A registered child sex offender, who is finishing a master’s degree in Ethics and Legal Studies, has been refused bail after being accused of grooming two boys in the change rooms at the Australian Institute of Sport (AIS) pool.
Court documents say the father of the boys, who were both aged under 10, called police in March 2022 and alleged a man had tried to groom his sons while they were at the AIS’s aquatic centre for swimming lessons.
Police said they arrived, saw 37-year-old Benjamin Hugh Smith from Chifley leave the change rooms and approached him outside, where he was visibly nervous and told them “he didn’t see anything”.
While they were speaking to him, they allege he discreetly tried to dig a hole in a garden bed next to him and tried to put an iPhone inside it, but they spotted the phone and seized it.
They also spoke to a staff member at the aquatic centre who told them Smith had used 19 visits out of a 20-visit membership, but over the course of a month, she hadn’t seen him enter the pool once, despite being there for a long time while swimming lessons were being held for children.
The father told police his sons claimed Smith had been in the change room at the same time as them for about the last four weeks. He alleged Smith had been trying to groom his children because he was very friendly with them and had been naked in the showers with the boys twice on the same day.

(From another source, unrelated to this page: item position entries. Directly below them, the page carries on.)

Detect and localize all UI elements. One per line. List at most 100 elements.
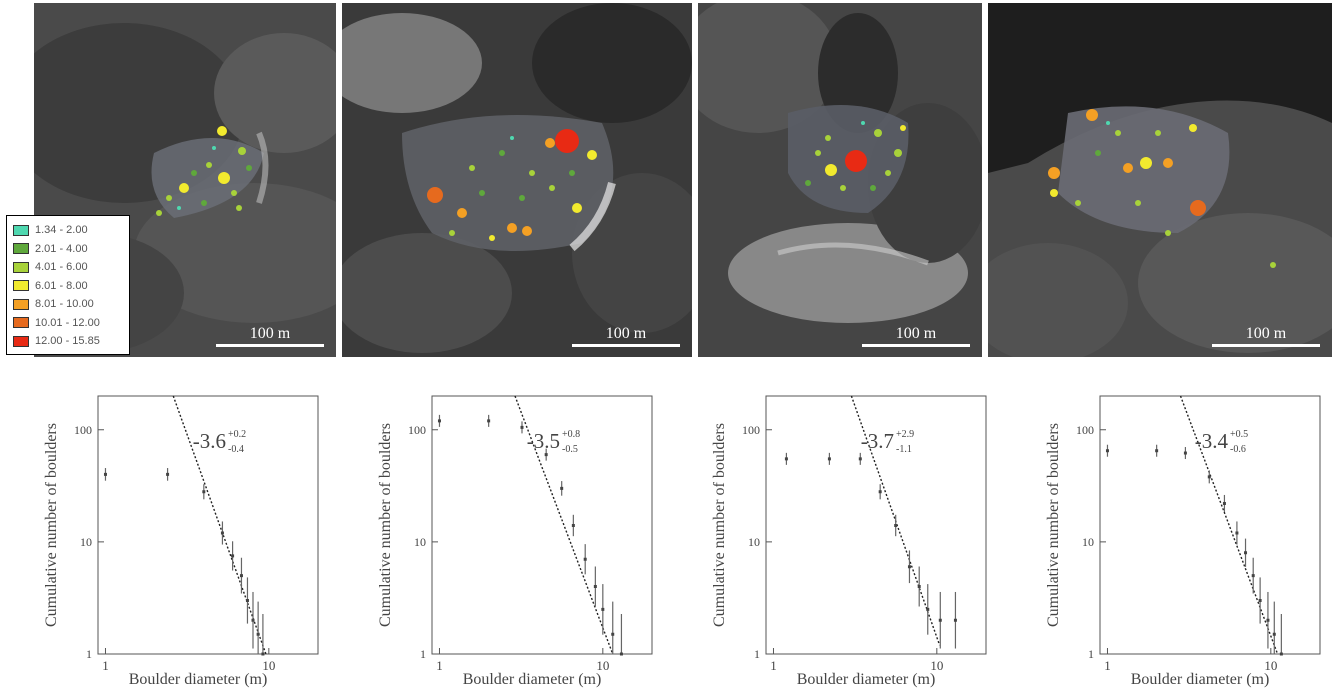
scale-bar-line (862, 344, 970, 347)
sfd-plot-4: 1 10 1 10 100 Boulder diameter (m) Cumulative … (1002, 378, 1335, 695)
y-tick-label: 10 (1082, 535, 1094, 549)
legend-item: 4.01 - 6.00 (13, 258, 125, 277)
legend-label: 4.01 - 6.00 (35, 261, 88, 274)
data-point (1235, 531, 1239, 535)
scale-bar-line (572, 344, 680, 347)
data-point (166, 472, 170, 476)
y-axis-label: Cumulative number of boulders (711, 423, 728, 627)
data-point (251, 618, 255, 622)
x-tick-label: 1 (102, 658, 109, 673)
y-tick-label: 100 (1076, 423, 1094, 437)
legend-label: 8.01 - 10.00 (35, 298, 94, 311)
sfd-plot-svg: 1 10 1 10 100 Boulder diameter (m) Cumulative … (377, 395, 653, 688)
boulder-markers (156, 126, 252, 216)
plot-frame (97, 395, 319, 655)
slope-sup: +0.5 (1230, 429, 1248, 440)
boulder-map-panel-3: 100 m (698, 3, 982, 357)
x-axis-label: Boulder diameter (m) (1131, 671, 1270, 688)
data-point (239, 574, 243, 578)
legend-swatch (13, 280, 29, 292)
sfd-plot-svg: 1 10 1 10 100 Boulder diameter (m) Cumulative … (43, 395, 319, 688)
slope-sub: -1.1 (896, 444, 912, 455)
data-point (1279, 652, 1283, 656)
slope-sub: -0.6 (1230, 444, 1246, 455)
boulder-map-4 (988, 3, 1332, 357)
scale-bar: 100 m (1212, 325, 1320, 347)
y-tick-label: 100 (742, 423, 760, 437)
boulder-markers (1048, 109, 1276, 268)
y-tick-label: 1 (754, 647, 760, 661)
legend-swatch (13, 317, 29, 329)
x-tick-label: 1 (436, 658, 443, 673)
data-point (1222, 501, 1226, 505)
legend-label: 6.01 - 8.00 (35, 279, 88, 292)
data-point (487, 419, 491, 423)
data-point (926, 607, 930, 611)
data-point (827, 457, 831, 461)
y-tick-label: 1 (1088, 647, 1094, 661)
size-legend: 1.34 - 2.00 2.01 - 4.00 4.01 - 6.00 6.01… (6, 215, 130, 355)
boulder-map-panel-2: 100 m (342, 3, 692, 357)
x-tick-label: 1 (770, 658, 777, 673)
legend-swatch (13, 224, 29, 236)
legend-item: 8.01 - 10.00 (13, 295, 125, 314)
slope-sub: -0.4 (228, 444, 244, 455)
data-point (560, 486, 564, 490)
x-tick-label: 10 (930, 658, 943, 673)
legend-label: 10.01 - 12.00 (35, 316, 100, 329)
legend-swatch (13, 243, 29, 255)
data-point (256, 632, 260, 636)
y-tick-label: 10 (414, 535, 426, 549)
data-point (953, 618, 957, 622)
slope-sub: -0.5 (562, 444, 578, 455)
slope-value: -3.5 (527, 429, 560, 453)
x-tick-label: 10 (1264, 658, 1277, 673)
data-point (938, 618, 942, 622)
data-point (583, 557, 587, 561)
boulder-markers (805, 121, 906, 191)
legend-item: 2.01 - 4.00 (13, 240, 125, 259)
data-point (1105, 449, 1109, 453)
scale-bar-line (1212, 344, 1320, 347)
data-point (784, 457, 788, 461)
x-axis-label: Boulder diameter (m) (463, 671, 602, 688)
data-point (1207, 475, 1211, 479)
scale-bar-label: 100 m (249, 325, 291, 342)
slope-value: -3.7 (861, 429, 894, 453)
data-point (894, 523, 898, 527)
fit-line (1179, 395, 1279, 655)
y-axis-label: Cumulative number of boulders (43, 423, 60, 627)
y-tick-label: 100 (74, 423, 92, 437)
data-point (231, 554, 235, 558)
data-point (878, 490, 882, 494)
data-point (907, 565, 911, 569)
legend-item: 6.01 - 8.00 (13, 277, 125, 296)
legend-item: 1.34 - 2.00 (13, 221, 125, 240)
data-point (437, 419, 441, 423)
data-point (1251, 574, 1255, 578)
scale-bar-label: 100 m (605, 325, 647, 342)
plot-frame (431, 395, 653, 655)
data-point (593, 584, 597, 588)
data-point (1272, 632, 1276, 636)
sfd-plot-2: 1 10 1 10 100 Boulder diameter (m) Cumulative … (334, 378, 667, 695)
data-point (1266, 618, 1270, 622)
y-tick-label: 100 (408, 423, 426, 437)
y-axis-label: Cumulative number of boulders (1045, 423, 1062, 627)
y-tick-label: 10 (748, 535, 760, 549)
x-axis-label: Boulder diameter (m) (797, 671, 936, 688)
slope-sup: +2.9 (896, 429, 914, 440)
data-point (571, 523, 575, 527)
x-tick-label: 10 (262, 658, 275, 673)
slope-value: -3.4 (1195, 429, 1229, 453)
legend-swatch (13, 298, 29, 310)
slope-sup: +0.8 (562, 429, 580, 440)
boulder-map-2 (342, 3, 692, 357)
data-point (520, 425, 524, 429)
data-point (858, 457, 862, 461)
sfd-plot-1: 1 10 1 10 100 Boulder diameter (m) Cumulative … (0, 378, 333, 695)
sfd-plot-svg: 1 10 1 10 100 Boulder diameter (m) Cumulative … (1045, 395, 1321, 688)
legend-label: 12.00 - 15.85 (35, 335, 100, 348)
slope-value: -3.6 (193, 429, 226, 453)
sfd-plot-3: 1 10 1 10 100 Boulder diameter (m) Cumulative … (668, 378, 1001, 695)
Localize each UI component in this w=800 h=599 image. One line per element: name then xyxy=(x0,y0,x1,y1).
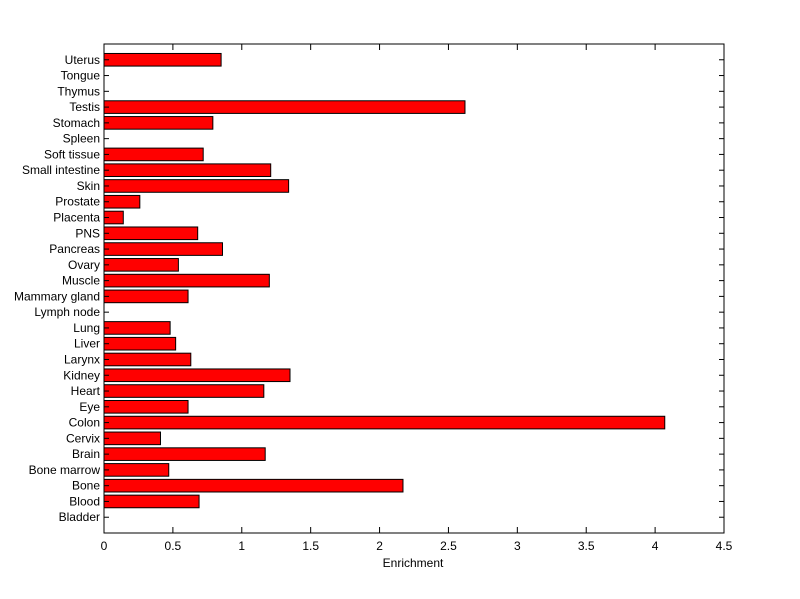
y-tick-label: Uterus xyxy=(65,53,100,67)
x-tick-label: 2.5 xyxy=(440,539,457,553)
bar-uterus xyxy=(103,52,222,67)
bar-pancreas xyxy=(103,242,223,256)
bar-ovary xyxy=(103,258,179,272)
bar-colon xyxy=(103,415,666,430)
bar-cervix xyxy=(103,431,161,446)
x-tick-label: 0 xyxy=(101,539,108,553)
bar-small-intestine xyxy=(103,163,272,178)
bar-brain xyxy=(103,447,266,461)
y-tick-label: Cervix xyxy=(66,431,100,445)
y-tick-label: Eye xyxy=(79,400,100,414)
x-tick-group: 0 0.5 1 1.5 2 2.5 3 3.5 4 4.5 xyxy=(101,44,733,553)
x-axis-title: Enrichment xyxy=(383,556,444,570)
y-tick-label: Blood xyxy=(69,494,100,508)
x-tick-label: 3.5 xyxy=(578,539,595,553)
bar-mammary-gland xyxy=(103,289,189,304)
x-tick-label: 1.5 xyxy=(302,539,319,553)
y-tick-label: Placenta xyxy=(53,211,100,225)
y-tick-label: Skin xyxy=(77,179,100,193)
y-tick-label: Ovary xyxy=(68,258,100,272)
bar-prostate xyxy=(103,194,141,209)
bar-pns xyxy=(103,226,199,241)
y-tick-label: Muscle xyxy=(62,274,100,288)
y-tick-label: Soft tissue xyxy=(44,147,100,161)
y-tick-label: Pancreas xyxy=(49,242,100,256)
y-tick-label: Kidney xyxy=(63,368,100,382)
bar-soft-tissue xyxy=(103,147,204,162)
bar-eye xyxy=(103,399,189,414)
x-tick-label: 0.5 xyxy=(165,539,182,553)
y-tick-label: Heart xyxy=(71,384,101,398)
y-tick-label: PNS xyxy=(75,226,100,240)
y-tick-label: Tongue xyxy=(61,69,101,83)
y-tick-label: Brain xyxy=(72,447,100,461)
y-tick-label: Colon xyxy=(69,416,100,430)
bar-lung xyxy=(103,321,171,335)
bar-kidney xyxy=(103,368,291,383)
y-tick-label: Larynx xyxy=(64,352,100,366)
bar-liver xyxy=(103,336,177,351)
x-tick-label: 4.5 xyxy=(716,539,733,553)
bar-bone-marrow xyxy=(103,463,170,477)
y-tick-label: Bone marrow xyxy=(29,463,101,477)
x-tick-label: 2 xyxy=(376,539,383,553)
y-tick-label: Mammary gland xyxy=(14,289,100,303)
y-tick-label: Small intestine xyxy=(22,163,100,177)
bar-larynx xyxy=(103,352,192,367)
y-tick-label: Liver xyxy=(74,337,100,351)
y-tick-label: Thymus xyxy=(57,84,100,98)
bar-stomach xyxy=(103,116,214,130)
bar-testis xyxy=(103,100,466,114)
y-tick-label: Lymph node xyxy=(34,305,100,319)
y-tick-label: Bladder xyxy=(59,510,100,524)
y-tick-label: Prostate xyxy=(55,195,100,209)
y-tick-label: Testis xyxy=(69,100,100,114)
y-tick-label: Spleen xyxy=(63,132,100,146)
x-tick-label: 1 xyxy=(238,539,245,553)
bar-blood xyxy=(103,494,200,509)
y-tick-label: Stomach xyxy=(53,116,100,130)
bar-muscle xyxy=(103,273,270,288)
y-tick-label: Lung xyxy=(73,321,100,335)
x-tick-label: 3 xyxy=(514,539,521,553)
bar-heart xyxy=(103,384,265,398)
bars-group xyxy=(103,52,666,509)
bar-skin xyxy=(103,179,290,193)
bar-bone xyxy=(103,478,404,493)
x-tick-label: 4 xyxy=(652,539,659,553)
y-tick-label: Bone xyxy=(72,479,100,493)
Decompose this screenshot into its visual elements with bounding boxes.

On the second occasion, he allegedly saw Smith standing naked next to one of his sons.
One of the boys told police how he found a dollar coin in the showers and Smith allegedly told him, “let’s have a competition to see who wins it”, while no one else was around. The game involved putting the coin on their elbows and catching it with their hands.
The next week, the boy said he was in the showers again and Smith allegedly taught him tricks with his hands when no one else was around.
“He’s never seen this man outside the showers,” police said.
When Smith, who in 2017 had been convicted on one count of having sex with a person between the ages of 10 and 14, was interviewed by police, he allegedly refused to give them the passcode to open the iPhone they seized from him.
He was charged with two counts of grooming a young person as well as single counts of providing a false name or address, failing to report a change of personal details and failing to comply with an order and entered not guilty pleas to all five in the ACT Magistrates Court on Thursday (2 June).
Anastasia Qvist of Fortify Legal, appearing as an agent, applied for him to be released on bail. She said he had been in custody for about a month and it was his first time behind bars, as he had been given a suspended sentence for the 2017 case. It had been a “hard period for him”, she said, partly due to the recent COVID-19 lockdown, being in protection and he hadn’t been given his reading glasses.
She proposed a series of “onerous” bail conditions, including not going near any young person or pool, and warned he could be in custody for some time as his case moved through the courts.
But prosecutor Tahlia Drumgold said bail conditions could not ameliorate the risks of him being released from custody, noted the “brazen nature” of his alleged behaviour and said the allegations involved “classic grooming behaviour”.
She alleged he’d given false information to staff at the AIS in an attempt to conceal his identity, with court documents saying he gave his birth year as 1994 instead of the correct year of 1984 when he started his membership.
Magistrate Jane Campbell said she agreed with the prosecutor’s submissions and refused bail, saying her concern was for the protection of the community and children in particular.
The matter was adjourned to 14 July.